Police questioned him over the death of his partner of 28 years, Raymond Cutkelvin, 58, who was suffering from cancer and died at Dignitas suicide clinic in February 2007.

Today the DPP has announced it is not in the public interest to charge Alan Cutkelvin Rees with assisted suicide.
Having reviewed the evidence gathered in the investigation, Starmer said: “There is sufficient evidence to establish that Rees collated information to send to Dignitas, that he used their joint account to pay more than £3,000 towards the costs and that he accompanied Cutkelvin to the airport and on the flight to Switzerland. These acts, taken together, are capable of amounting to assisting suicide.

“But applying the Policy for Prosecutors in respect of Cases of Encouraging or Assisting Suicide, I have concluded that none of the public interest factors in favour of prosecution apply in Rees’ case. The evidence shows that Cutkelvin was a strong-minded man who had the capacity to reach an informed decision to commit suicide and he clearly did so without any pressure from Rees or anyone else. Rees acted throughout as a supportive and loving partner and was wholly motivated by compassion.

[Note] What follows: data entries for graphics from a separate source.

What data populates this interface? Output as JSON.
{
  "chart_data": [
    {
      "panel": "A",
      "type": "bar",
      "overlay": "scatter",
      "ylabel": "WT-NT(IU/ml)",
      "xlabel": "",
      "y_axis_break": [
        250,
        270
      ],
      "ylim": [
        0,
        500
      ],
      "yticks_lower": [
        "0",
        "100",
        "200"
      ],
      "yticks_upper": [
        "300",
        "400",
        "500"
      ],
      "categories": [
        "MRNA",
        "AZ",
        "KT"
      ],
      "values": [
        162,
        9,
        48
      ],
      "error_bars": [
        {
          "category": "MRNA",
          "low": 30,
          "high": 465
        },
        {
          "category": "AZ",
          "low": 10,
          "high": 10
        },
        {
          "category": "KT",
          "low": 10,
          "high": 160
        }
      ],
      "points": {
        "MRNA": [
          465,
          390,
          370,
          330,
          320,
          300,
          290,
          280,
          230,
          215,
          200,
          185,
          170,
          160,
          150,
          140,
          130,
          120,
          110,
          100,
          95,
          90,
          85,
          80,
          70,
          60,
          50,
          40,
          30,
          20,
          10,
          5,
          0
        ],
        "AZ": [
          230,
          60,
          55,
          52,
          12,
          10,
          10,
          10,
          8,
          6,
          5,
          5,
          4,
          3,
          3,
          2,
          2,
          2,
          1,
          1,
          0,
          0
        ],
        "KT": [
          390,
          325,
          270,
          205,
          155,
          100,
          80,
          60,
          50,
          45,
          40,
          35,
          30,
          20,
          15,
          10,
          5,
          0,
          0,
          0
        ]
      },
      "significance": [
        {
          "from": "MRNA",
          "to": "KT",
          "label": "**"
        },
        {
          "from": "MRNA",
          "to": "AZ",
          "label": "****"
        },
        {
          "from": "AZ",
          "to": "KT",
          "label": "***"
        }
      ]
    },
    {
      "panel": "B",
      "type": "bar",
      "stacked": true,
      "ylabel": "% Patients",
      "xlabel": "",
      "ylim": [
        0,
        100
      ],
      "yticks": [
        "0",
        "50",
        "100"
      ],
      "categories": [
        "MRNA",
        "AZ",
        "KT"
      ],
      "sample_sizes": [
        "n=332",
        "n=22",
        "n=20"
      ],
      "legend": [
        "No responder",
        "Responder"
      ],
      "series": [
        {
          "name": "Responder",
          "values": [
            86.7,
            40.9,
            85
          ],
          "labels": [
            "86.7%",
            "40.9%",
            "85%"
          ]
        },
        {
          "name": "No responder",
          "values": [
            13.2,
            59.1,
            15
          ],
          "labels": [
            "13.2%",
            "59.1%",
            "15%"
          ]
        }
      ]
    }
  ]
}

“Regarding the actions of Dr Irwin, there is sufficient evidence to establish that in February 2007 he visited Cutkelvin to discuss the procedures involved in going to a Dignitas clinic, that he paid £1,500 of his own money directly to Dignitas as a contribution towards the costs and that he accompanied Mr Cutkelvin on the flight to Switzerland. Again, these acts taken together are capable of amounting to assisting suicide.

“I have concluded that although there are some factors in favour of prosecution, there are also a number of factors against prosecution.

“Dr Irwin was not out to gain for himself and has fully co-operated with police enquiries. He is now 79 years old and although there is evidence that he received a caution in 2004 for an offence relating to assisted suicide, it is highly unlikely, in the particular circumstances of this case, that a court would impose anything other than a nominal penalty on him.”